As well as these participants, Northolt once again did a good job of bringing in the “locals”, from both 32(TR) Squadron in the form of an HS.125 and A.109E, the Eurocopter EC.145 of the Metropolitan police and MD902 Explorer of the London Air Ambulance. The Police EC.145 had to depart on call midway through the event – the speed with which the crew got the aircraft off the ground a pertinent reminder of the critical abilities which the Air Support Unit provides to police forces on the ground.

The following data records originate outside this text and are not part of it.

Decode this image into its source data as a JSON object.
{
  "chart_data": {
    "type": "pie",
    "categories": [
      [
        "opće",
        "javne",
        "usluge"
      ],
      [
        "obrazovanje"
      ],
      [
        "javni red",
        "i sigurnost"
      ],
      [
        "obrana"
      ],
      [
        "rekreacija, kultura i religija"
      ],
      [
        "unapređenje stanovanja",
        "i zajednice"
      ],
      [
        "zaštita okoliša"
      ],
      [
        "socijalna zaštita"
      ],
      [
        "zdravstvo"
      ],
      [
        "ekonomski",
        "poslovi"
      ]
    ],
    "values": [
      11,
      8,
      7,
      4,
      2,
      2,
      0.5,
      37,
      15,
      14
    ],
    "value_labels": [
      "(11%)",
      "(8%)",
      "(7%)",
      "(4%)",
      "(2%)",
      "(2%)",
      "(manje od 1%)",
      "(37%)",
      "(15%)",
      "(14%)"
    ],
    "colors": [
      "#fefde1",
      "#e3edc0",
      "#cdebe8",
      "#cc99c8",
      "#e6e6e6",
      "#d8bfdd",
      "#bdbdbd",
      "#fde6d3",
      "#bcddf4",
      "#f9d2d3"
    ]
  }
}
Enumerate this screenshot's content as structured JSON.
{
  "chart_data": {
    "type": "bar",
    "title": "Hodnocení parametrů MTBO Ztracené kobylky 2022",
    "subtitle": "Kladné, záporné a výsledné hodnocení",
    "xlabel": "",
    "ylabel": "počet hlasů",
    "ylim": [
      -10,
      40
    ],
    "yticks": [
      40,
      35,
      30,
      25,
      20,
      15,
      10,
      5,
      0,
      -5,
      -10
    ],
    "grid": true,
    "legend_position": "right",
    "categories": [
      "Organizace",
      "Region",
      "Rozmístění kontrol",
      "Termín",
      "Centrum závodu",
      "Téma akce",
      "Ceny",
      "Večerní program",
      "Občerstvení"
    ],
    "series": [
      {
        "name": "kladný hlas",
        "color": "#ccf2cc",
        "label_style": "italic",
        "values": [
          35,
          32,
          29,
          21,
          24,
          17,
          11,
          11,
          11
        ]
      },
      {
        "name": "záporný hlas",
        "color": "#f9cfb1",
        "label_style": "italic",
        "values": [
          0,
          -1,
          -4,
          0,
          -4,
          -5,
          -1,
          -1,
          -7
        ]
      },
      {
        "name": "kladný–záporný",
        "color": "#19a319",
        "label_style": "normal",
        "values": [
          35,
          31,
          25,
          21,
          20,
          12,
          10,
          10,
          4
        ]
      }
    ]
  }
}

The Air Ambulance attended the event after arriving during the Hurricane engine run. The distinctive red colour scheme was revamped during February, after Virgin ended their sponsorship deal with the Charity. Changing messages will be applied to the tail boom to highlight the importance of the Air Ambulance mission – during the nightshoot, the message proudly commemorated 28,502 Critical Trauma missions. The new paint scheme was applied to help to reinforce the message that Air Ambulance services are provided by charity, and are not directly funded by the NHS. Thankfully there was no requirement for the Air Ambulance to depart on a shout during the event.
As always, a most sincere thanks is owed from all the photographers to Phil Dawe and all of those at RAF Northolt whose involvement means these events are possible. An additional thanks is again due to the respective Air Arms and organisations who spent time and resource to attend the event!
Northolt Nightshoot XV is planned to be held at some point over the summer – but the team will have their work firmly cut out to better Nightshoot XIV!